Dr. Bob, please answer my earlier question about the two incidents with two escorts (one 4 months ago and one 32 days before getting tested). I am planning to make a donation to your foundation! Please just answer my question...I can't sleep! And I can't access my personal email because it's a family account. I am checking the forum every few hours but can't find answers about the rash on my legs and the testing that I just did...I know you write that you can't answerer every question, but this is so important to me...please. I just woke up in a hot sweat and my back and the back of my neck are very achy. I read a recent posting from a disgruntled person who wrote that you may not respond to people who seem like they have contracted HIV...is that true? It doesn't seem that way to me. Signed, planning to make a large donation

Response from Dr. Frascino

Hello,

I've combined just two of your many posts over the past few days.

I'll be brief:

Your first episode vaginal intercourse with condom failure and oral ejaculation does place you at some degree of risk for STDs, including HIV. However, your negative HIV-1, HIV-2 and p24 antigen four months after this episode is definitive and conclusive. You did not acquire HIV. You are HIV negative.

Your second sexcapade protected oral and licked fingers on your backdoor is not considered a risk for HIV transmission.

Your rash is not worrisome for HIV ARS. I cannot diagnose the cause over the Internet, but I can assure you it's not HIV, because you do not have HIV.

The option of doing additional HIV testing is always open to you, but I do not personally feel additional testing is warranted. I would also counsel against getting a CD4 cell count, as you have no indication for that test.

My advice:

1. Ratchet down the anxiety levels! HIV is not your problem. No way. No how.

2. If you can't stop worrying, get psychological counseling to help you cope with your irrational HIV fears.
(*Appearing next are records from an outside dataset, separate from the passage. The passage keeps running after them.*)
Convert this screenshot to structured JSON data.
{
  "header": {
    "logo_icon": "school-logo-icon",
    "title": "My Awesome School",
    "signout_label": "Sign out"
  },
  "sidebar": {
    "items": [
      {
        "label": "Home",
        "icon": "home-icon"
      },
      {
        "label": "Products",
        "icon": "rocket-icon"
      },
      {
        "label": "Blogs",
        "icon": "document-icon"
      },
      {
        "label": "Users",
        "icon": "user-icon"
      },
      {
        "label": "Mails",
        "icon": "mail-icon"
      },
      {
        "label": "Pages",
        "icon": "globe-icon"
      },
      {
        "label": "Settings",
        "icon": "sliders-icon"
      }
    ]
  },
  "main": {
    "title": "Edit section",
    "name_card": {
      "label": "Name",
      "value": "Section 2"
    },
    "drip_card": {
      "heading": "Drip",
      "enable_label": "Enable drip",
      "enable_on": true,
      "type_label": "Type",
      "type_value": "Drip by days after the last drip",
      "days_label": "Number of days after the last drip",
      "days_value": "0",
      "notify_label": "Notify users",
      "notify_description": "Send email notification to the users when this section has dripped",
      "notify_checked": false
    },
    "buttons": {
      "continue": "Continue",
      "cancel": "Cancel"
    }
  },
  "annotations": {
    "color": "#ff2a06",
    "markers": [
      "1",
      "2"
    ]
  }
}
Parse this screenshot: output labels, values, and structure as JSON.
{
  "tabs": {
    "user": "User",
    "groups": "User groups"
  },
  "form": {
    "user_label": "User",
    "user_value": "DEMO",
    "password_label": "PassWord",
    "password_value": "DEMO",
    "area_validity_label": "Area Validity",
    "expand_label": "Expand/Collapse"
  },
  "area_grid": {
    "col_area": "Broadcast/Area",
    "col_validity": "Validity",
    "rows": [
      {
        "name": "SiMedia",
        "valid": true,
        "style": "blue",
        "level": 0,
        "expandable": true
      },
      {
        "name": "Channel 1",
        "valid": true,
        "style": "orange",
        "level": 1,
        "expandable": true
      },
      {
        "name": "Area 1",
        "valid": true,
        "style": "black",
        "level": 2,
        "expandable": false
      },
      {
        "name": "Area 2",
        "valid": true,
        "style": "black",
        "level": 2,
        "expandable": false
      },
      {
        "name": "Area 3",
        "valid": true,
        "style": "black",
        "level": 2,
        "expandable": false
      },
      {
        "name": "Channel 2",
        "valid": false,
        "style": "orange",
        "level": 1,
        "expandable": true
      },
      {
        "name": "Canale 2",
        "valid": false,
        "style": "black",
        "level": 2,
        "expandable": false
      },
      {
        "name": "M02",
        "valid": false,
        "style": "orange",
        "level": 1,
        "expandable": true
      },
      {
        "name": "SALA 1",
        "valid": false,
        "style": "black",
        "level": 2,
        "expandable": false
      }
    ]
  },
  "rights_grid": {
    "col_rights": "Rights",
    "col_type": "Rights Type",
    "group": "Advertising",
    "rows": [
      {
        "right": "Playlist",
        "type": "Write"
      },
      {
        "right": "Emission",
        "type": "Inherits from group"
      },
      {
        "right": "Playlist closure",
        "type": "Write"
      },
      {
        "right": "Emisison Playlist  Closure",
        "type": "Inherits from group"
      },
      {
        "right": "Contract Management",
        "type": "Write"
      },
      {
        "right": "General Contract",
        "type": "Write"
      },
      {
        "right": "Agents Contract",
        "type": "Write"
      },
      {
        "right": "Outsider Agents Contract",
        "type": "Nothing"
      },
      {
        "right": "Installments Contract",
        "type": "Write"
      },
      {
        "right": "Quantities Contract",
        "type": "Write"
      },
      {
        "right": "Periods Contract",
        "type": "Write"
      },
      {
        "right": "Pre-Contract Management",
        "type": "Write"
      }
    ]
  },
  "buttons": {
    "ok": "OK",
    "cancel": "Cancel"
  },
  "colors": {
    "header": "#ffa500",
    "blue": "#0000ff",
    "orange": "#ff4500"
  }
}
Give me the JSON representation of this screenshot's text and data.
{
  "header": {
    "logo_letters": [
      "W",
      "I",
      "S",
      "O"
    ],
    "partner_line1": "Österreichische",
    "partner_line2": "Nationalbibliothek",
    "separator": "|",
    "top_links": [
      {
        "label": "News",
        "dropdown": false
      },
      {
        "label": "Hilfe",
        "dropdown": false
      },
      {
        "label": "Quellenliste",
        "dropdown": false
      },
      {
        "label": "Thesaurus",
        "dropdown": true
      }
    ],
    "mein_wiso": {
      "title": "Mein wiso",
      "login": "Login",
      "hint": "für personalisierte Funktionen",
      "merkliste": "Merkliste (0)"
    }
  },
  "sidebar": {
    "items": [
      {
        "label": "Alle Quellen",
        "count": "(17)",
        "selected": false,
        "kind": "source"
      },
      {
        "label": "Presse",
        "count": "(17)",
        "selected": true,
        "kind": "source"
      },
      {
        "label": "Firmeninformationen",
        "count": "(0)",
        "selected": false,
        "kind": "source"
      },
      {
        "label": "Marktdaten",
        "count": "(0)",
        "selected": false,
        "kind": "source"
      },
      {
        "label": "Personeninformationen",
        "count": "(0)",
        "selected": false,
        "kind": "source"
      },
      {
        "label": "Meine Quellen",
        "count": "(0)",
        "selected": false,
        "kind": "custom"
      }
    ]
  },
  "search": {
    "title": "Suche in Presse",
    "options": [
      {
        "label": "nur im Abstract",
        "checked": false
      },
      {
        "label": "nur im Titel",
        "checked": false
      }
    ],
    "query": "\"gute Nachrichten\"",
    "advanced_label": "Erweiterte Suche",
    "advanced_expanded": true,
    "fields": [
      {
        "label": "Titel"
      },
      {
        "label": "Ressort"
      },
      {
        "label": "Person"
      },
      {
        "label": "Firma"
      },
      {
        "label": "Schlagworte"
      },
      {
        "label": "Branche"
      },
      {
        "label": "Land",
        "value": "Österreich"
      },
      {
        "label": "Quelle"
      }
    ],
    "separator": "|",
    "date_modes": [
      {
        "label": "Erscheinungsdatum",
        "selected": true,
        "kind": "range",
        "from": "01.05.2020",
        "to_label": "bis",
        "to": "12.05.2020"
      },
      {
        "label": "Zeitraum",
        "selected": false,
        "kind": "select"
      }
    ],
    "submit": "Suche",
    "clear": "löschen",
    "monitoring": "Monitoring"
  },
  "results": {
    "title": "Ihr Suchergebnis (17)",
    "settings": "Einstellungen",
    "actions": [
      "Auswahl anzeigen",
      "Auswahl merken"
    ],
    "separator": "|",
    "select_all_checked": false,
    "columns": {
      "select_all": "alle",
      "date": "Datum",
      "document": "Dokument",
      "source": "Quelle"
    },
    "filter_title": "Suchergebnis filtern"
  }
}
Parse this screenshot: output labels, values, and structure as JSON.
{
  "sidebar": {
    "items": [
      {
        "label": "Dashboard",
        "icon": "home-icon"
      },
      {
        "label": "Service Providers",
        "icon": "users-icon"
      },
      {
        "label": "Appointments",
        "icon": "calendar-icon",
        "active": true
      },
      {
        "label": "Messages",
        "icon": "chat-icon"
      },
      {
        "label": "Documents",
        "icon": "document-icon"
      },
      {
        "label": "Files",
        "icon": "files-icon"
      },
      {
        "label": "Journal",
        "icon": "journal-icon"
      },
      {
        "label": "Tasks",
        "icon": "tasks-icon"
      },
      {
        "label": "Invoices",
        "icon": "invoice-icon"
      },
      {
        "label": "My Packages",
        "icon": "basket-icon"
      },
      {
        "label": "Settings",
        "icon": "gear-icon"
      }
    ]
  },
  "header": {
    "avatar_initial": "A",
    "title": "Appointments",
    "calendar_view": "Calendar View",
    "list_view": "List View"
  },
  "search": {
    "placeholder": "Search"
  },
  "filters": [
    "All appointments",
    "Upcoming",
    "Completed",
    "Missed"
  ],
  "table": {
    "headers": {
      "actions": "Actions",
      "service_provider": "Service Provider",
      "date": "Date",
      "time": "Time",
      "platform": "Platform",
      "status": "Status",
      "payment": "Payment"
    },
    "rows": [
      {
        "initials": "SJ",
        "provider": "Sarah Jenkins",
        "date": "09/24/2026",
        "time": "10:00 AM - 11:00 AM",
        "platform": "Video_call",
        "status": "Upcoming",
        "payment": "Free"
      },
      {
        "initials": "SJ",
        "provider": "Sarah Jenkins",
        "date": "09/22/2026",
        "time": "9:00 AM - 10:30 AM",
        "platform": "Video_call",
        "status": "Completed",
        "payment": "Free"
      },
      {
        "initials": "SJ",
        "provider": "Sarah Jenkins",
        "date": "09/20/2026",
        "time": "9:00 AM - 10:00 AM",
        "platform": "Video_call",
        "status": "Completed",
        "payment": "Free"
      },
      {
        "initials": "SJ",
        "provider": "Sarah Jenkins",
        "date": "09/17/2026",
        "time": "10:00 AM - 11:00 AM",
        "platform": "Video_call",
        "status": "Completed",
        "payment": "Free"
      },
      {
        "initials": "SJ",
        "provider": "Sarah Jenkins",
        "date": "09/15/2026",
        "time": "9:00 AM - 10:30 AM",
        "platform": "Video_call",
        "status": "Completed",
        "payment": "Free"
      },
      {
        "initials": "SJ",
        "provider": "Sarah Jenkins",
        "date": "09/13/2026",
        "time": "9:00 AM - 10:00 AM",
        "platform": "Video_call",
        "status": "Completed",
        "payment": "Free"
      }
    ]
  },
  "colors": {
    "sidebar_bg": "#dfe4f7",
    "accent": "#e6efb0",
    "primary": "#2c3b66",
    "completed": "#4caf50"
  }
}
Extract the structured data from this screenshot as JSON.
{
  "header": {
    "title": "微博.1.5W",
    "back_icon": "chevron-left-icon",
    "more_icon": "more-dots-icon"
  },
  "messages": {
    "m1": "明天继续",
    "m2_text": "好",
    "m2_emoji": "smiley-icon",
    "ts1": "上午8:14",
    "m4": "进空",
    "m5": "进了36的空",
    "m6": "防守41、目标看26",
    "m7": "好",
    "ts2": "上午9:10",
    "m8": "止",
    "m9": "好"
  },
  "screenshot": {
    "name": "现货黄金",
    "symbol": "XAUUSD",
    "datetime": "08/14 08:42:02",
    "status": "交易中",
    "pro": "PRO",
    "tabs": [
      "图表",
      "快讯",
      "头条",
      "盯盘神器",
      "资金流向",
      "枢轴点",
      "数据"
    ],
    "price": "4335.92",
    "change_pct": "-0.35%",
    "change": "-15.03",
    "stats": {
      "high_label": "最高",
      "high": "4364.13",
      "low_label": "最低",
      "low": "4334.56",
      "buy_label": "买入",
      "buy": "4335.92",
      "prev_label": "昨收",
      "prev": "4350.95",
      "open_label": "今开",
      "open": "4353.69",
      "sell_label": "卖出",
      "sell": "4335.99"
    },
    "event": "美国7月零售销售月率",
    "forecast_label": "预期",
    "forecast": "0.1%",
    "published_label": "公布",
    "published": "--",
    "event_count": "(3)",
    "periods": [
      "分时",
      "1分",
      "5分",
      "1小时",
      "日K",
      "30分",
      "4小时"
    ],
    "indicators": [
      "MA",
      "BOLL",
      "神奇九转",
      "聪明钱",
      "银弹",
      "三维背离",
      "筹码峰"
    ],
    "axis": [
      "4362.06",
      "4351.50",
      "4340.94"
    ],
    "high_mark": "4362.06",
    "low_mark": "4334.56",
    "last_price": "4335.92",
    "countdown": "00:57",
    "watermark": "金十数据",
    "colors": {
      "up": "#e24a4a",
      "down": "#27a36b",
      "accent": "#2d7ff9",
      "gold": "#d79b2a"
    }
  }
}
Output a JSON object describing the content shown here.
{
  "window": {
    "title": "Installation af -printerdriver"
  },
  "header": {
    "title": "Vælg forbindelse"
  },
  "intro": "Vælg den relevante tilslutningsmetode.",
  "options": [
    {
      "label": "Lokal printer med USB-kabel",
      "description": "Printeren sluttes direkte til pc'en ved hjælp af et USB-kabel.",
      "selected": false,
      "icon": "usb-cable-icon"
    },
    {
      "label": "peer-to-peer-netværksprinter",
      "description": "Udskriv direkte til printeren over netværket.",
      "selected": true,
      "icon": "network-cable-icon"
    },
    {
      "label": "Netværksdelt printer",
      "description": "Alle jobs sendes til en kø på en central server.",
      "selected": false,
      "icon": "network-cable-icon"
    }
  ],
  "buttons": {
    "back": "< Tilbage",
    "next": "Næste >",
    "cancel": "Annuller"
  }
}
3. Thanks for your offers to make a donation to The Robert James Frascino AIDS Foundation. (www.concertedeffort.org) However, I should also mention that donations should be given in the spirit of compassion and generosity and not as a bribe to get my attention. My advice is free and available to all. You have the response you so desperately and repeatedly requested. Please don't feel obligated to make a donation or feel guilty if you don't, OK?

4. Yell WOO-HOO as you realize HIV is not your problem!